Eija-Riitta Korhola, Climate Matters:
Continuing her series on energy and climate, Parliament Magazine editorial board member Eija-Riitta Korhola asks, will the EUs climate measures push industry and jobs elsewhere?
Despite the European Union having 23 official languages, when it comes to any one of our major issues, we always invent another one. Climate change is a case in point. We have COPs and MOPs; JIs and CDMs; hot-air, carbon sinks, ETS, CCS and more. We also have Carbon leakage – which refers to an increase in CO2 emissions in one country as a result of a reduction by another. Why does this happen? Well several reasons but I will deal only with one: The cost of emitting CO2.
Currently, in the European Parliament, we are up against our mandate deadline to play a crucial part in getting the Commissions package of climate change abatement measures agreed so that they can become adopted next year. Chief among the measures is the revision of the Emission Trading Scheme (ETS) which is a market based mechanism to encourage clean technologies and penalise those who emit CO2. Of course, since over half of our electricity still comes from fossil fuel, that will put up the cost of energy which is passed on to consumers. In turn, energy intensive industries exposed to global markets – who are usually employment intensive too – could find they cannot be competitive so are tempted to move out of the EU to where the so-called cost of carbon is free and other environmental norms are lower.

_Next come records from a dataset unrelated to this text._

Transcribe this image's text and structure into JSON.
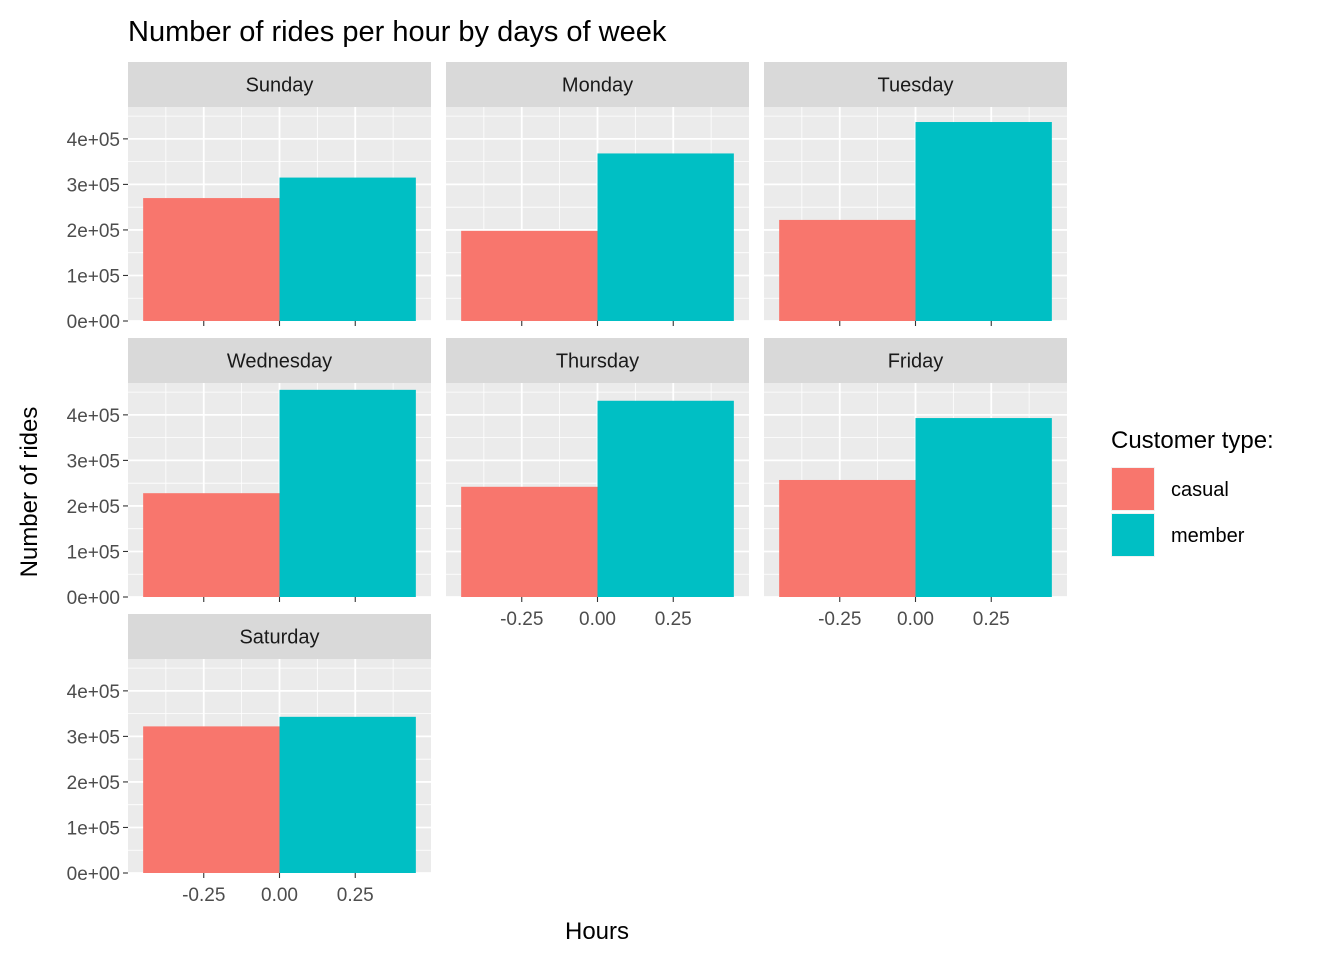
{
  "chart_data": {
    "type": "bar",
    "title": "Number of rides per hour by days of week",
    "xlabel": "Hours",
    "ylabel": "Number of rides",
    "facet_order": [
      "Sunday",
      "Monday",
      "Tuesday",
      "Wednesday",
      "Thursday",
      "Friday",
      "Saturday"
    ],
    "xlim": [
      -0.5,
      0.5
    ],
    "ylim": [
      0,
      470000
    ],
    "x_ticks": [
      -0.25,
      0.0,
      0.25
    ],
    "x_tick_labels": [
      "-0.25",
      "0.00",
      "0.25"
    ],
    "y_ticks": [
      0,
      100000,
      200000,
      300000,
      400000
    ],
    "y_tick_labels": [
      "0e+00",
      "1e+05",
      "2e+05",
      "3e+05",
      "4e+05"
    ],
    "bar_position": "dodge",
    "grid": true,
    "legend": {
      "title": "Customer type:",
      "position": "right"
    },
    "series": [
      {
        "name": "casual",
        "color": "#F8766D",
        "values": {
          "Sunday": 270000,
          "Monday": 198000,
          "Tuesday": 222000,
          "Wednesday": 228000,
          "Thursday": 242000,
          "Friday": 257000,
          "Saturday": 322000
        }
      },
      {
        "name": "member",
        "color": "#00BFC4",
        "values": {
          "Sunday": 315000,
          "Monday": 368000,
          "Tuesday": 437000,
          "Wednesday": 455000,
          "Thursday": 431000,
          "Friday": 393000,
          "Saturday": 343000
        }
      }
    ]
  }
}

The EU ETS works by a system of permits to emit CO2 that have to be bought or traded on the market or rather it doesnt work, which is why it has to be modified in the proposed Directive. A main problem is in the initial allocation of these permits. The EC wants to auction them and use the money to invest in clean energy technologies such as Carbon Capture and Storage (essential for continued use of coal oil and gas), wind, solar and wave energy. Today, existing large hydro and nuclear are the only significant clean technologies that can compete in global terms without such subsidies. Another often expressed view is that permits to industry should be allocated free.
In fact there are lots of views – when what we really need is vision.

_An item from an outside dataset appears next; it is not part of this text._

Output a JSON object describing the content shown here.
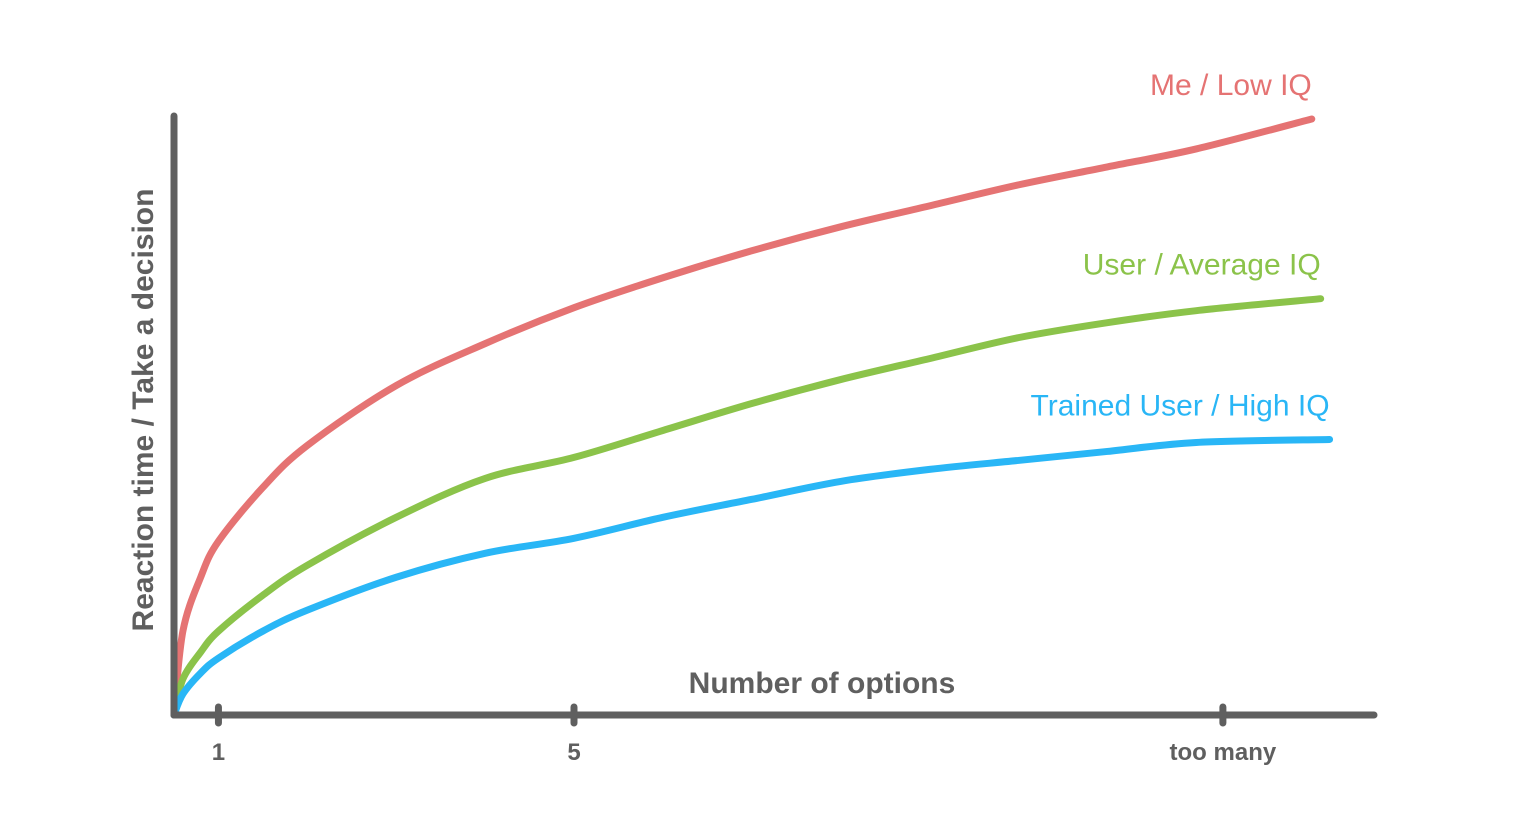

The draft directive proposes free emission allowances for some market-exposed, high carbon-leakage risk industries, which is most probably necessary so long as ETS is not global. Of course, carbon leakage would be impossible if the cost of carbon were the same everywhere, so I welcome all possible links of the EU-ETS with other corresponding systems outside the EU provided that they appear one day soon.
We must also look closely at the levels of sector-specific emissions for a ton of production and reward those who achieve the theoretical minimum. This would provide a genuine incentive for real emission reductions anywhere in the world. An ETS linked up with this kind of a BAT-approach (BAT = best available techniques) wouldn't distort the markets nor give a competitive advantage to the polluter.
We must work together in the Parliament, the Commission, the Council and the industry if we are to succeed. Its emissions that must be traded, not dogmas.